UN cuts its aid appeal for 2026 despite soaring need

UN cuts its aid appeal for 2026 despite soaring need

UNITED NATIONS, Dec 08 (APP): The United Nations and partner agencies are seeking $23 billion to provide lifesaving support next year to 87 million people worldwide affected by war, climate disasters, earthquakes, epidemics and crop failures.

The amount is about half of the $47 billion requested in 2025, a consequence of the drastic cuts by the United States and European governments to their foreign aid budgets.

Nominally, the U.N. and partner agencies are seeking $33 billion to reach 135 million victims of war and natural disasters in 2026 in its annual appeal to donor countries, but it has narrowed that fund-raising goal after failing to meet its targets for this year, Tom Fletcher, the United Nations Under Secretary-General for humanitarian affairs, told reporters in Geneva.
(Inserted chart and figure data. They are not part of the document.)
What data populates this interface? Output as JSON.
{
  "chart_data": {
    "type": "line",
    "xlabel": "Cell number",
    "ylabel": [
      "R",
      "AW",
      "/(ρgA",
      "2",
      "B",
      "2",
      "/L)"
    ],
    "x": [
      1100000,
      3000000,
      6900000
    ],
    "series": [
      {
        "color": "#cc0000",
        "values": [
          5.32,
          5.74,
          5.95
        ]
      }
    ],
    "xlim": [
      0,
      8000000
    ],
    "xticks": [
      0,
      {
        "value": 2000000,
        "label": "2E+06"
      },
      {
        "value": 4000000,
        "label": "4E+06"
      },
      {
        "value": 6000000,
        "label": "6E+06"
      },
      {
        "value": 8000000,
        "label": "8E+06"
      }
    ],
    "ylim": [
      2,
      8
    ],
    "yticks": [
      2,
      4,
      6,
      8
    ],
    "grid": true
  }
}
The U.N. Office for the Coordination of Humanitarian Affairs, which he leads, tried to raise $47 billion for aid operations in 2025 but scaled down that appeal to $29 billion midyear. It has received only $12 billion in 2025.
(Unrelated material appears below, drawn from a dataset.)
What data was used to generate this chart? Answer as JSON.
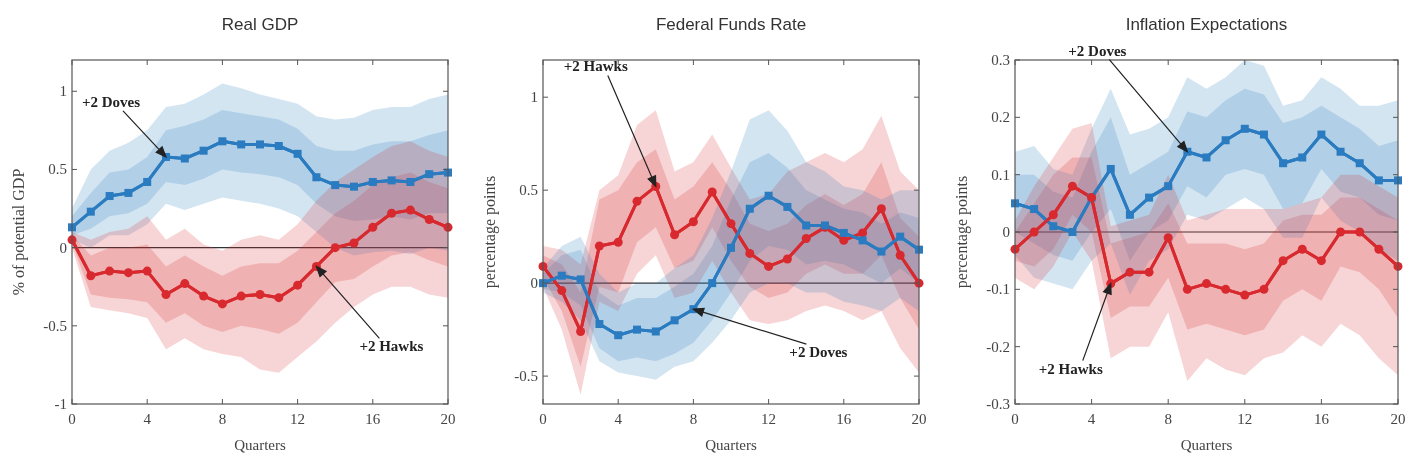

“This appeal sets out where we need to focus our collective energy first: life by life,” Fletcher said.

The updated Global Humanitarian Overview 2026, launched on Monday, follows a year marked by brutal cuts to humanitarian operations and a record number of deadly attacks against aid workers.

It includes 29 detailed plans, and the largest is for the Occupied Palestinian Territory, where $4.1 billion is needed to reach some three million people.
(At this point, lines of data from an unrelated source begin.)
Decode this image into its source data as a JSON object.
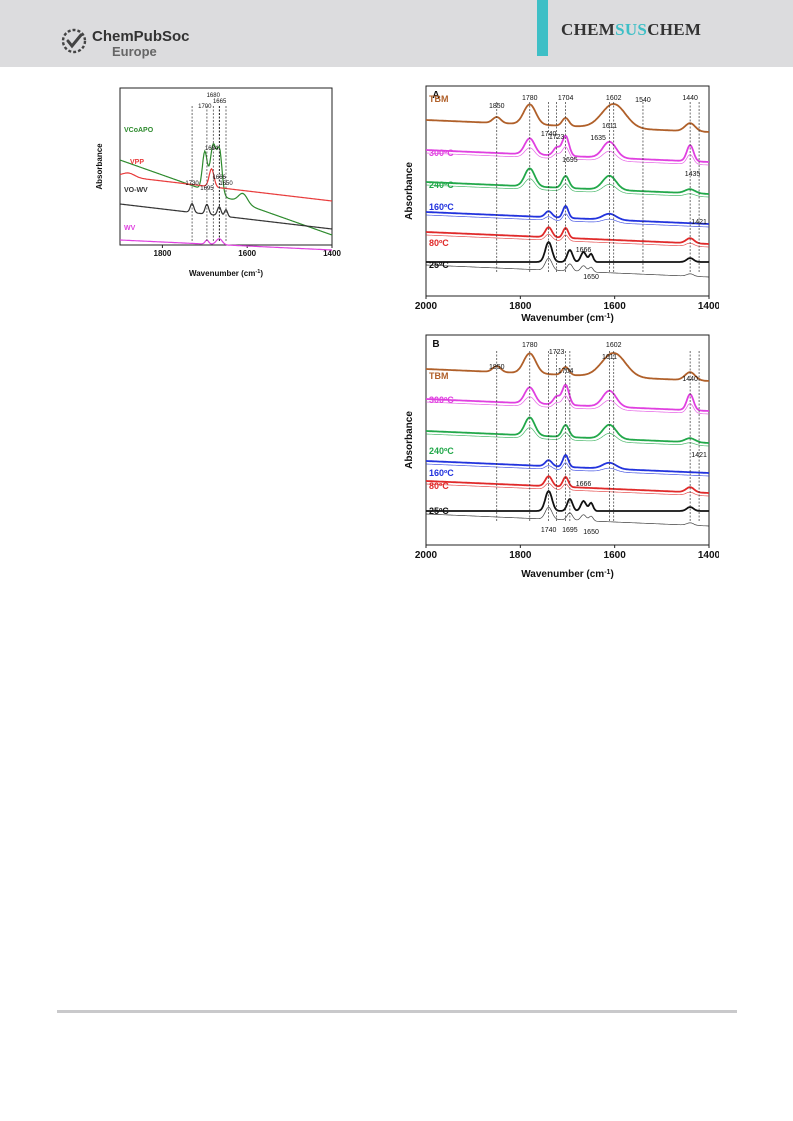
{
  "header": {
    "publisher_line1": "ChemPubSoc",
    "publisher_line2": "Europe",
    "journal": {
      "part1": "CHEM",
      "part2": "SUS",
      "part3": "CHEM"
    },
    "colors": {
      "band": "#dcdcde",
      "accent": "#3ebfc6"
    }
  },
  "chart_data": [
    {
      "type": "line",
      "panel": "left",
      "xlabel": "Wavenumber (cm",
      "xlabel_sup": "-1",
      "xlabel_close": ")",
      "ylabel": "Absorbance",
      "xlim": [
        1900,
        1400
      ],
      "x_ticks": [
        "1800",
        "1600",
        "1400"
      ],
      "series": [
        {
          "name": "VCoAPO",
          "color": "#2e8b2e"
        },
        {
          "name": "VPP",
          "color": "#e83a3a"
        },
        {
          "name": "VO-WV",
          "color": "#333333"
        },
        {
          "name": "WV",
          "color": "#e040e0"
        }
      ],
      "peak_labels": [
        "1700",
        "1680",
        "1665",
        "1684",
        "1730",
        "1695",
        "1666",
        "1650"
      ]
    },
    {
      "type": "line",
      "panel": "A",
      "xlabel": "Wavenumber (cm",
      "xlabel_sup": "-1",
      "xlabel_close": ")",
      "ylabel": "Absorbance",
      "xlim": [
        2000,
        1400
      ],
      "x_ticks": [
        "2000",
        "1800",
        "1600",
        "1400"
      ],
      "series": [
        {
          "name": "TBM",
          "color": "#b0602a"
        },
        {
          "name": "300ºC",
          "color": "#e040e0"
        },
        {
          "name": "240ºC",
          "color": "#22a84a"
        },
        {
          "name": "160ºC",
          "color": "#2233dd"
        },
        {
          "name": "80ºC",
          "color": "#e02a2a"
        },
        {
          "name": "25ºC",
          "color": "#111111"
        }
      ],
      "peak_labels": [
        "1850",
        "1780",
        "1723",
        "1704",
        "1602",
        "1540",
        "1440",
        "1740",
        "1611",
        "1635",
        "1695",
        "1435",
        "1421",
        "1666",
        "1650"
      ]
    },
    {
      "type": "line",
      "panel": "B",
      "xlabel": "Wavenumber (cm",
      "xlabel_sup": "-1",
      "xlabel_close": ")",
      "ylabel": "Absorbance",
      "xlim": [
        2000,
        1400
      ],
      "x_ticks": [
        "2000",
        "1800",
        "1600",
        "1400"
      ],
      "series": [
        {
          "name": "TBM",
          "color": "#b0602a"
        },
        {
          "name": "300ºC",
          "color": "#e040e0"
        },
        {
          "name": "240ºC",
          "color": "#22a84a"
        },
        {
          "name": "160ºC",
          "color": "#2233dd"
        },
        {
          "name": "80ºC",
          "color": "#e02a2a"
        },
        {
          "name": "25ºC",
          "color": "#111111"
        }
      ],
      "peak_labels": [
        "1780",
        "1723",
        "1602",
        "1850",
        "1704",
        "1611",
        "1440",
        "1421",
        "1666",
        "1740",
        "1695",
        "1650"
      ]
    }
  ]
}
In Sudan, $2.9 billion is required to provide lifesaving aid to 20 million people caught in the world’s largest displacement crisis, with another $2 billion for the seven million Sudanese who have fled the country.

The largest of the regional plans is for Syria, at $2.8 billion for 8.6 million people.

Fletcher recalled that the 2025 appeal received only $12 billion – the lowest funding in a decade. As a result, humanitarians reached 25 million less people than during the previous year.

The consequences were immediate, including rising hunger and strained health systems – “even as famines hit parts of Sudan and Gaza,” he said at a press briefing prior to this year’s launch.

“Programmes to protect women and girls were slashed, hundreds of aid organizations shut. And over 380 aid workers were killed – the highest on record.”

The UN relief chief described humanitarians as “overstretched, underfunded and under attack” – something he has stressed on several occasions.

“Only 20 per cent of our appeals are supported. And we drive the ambulance towards the fire on your behalf,” he said.

“But we are also now being asked to put the fire out. And there is not enough water in the tank. And we are being shot at.”

Humanitarians will now take the appeal to UN Member States and ask for their backing.

This will happen over the next 87 days – “one for each of the million lives that we will set out to save,” he said.

Countries will also be urged to step up protection for humanitarians, “not with statements of concern, but by holding to account those killing us – and those arming those killing us,” he added.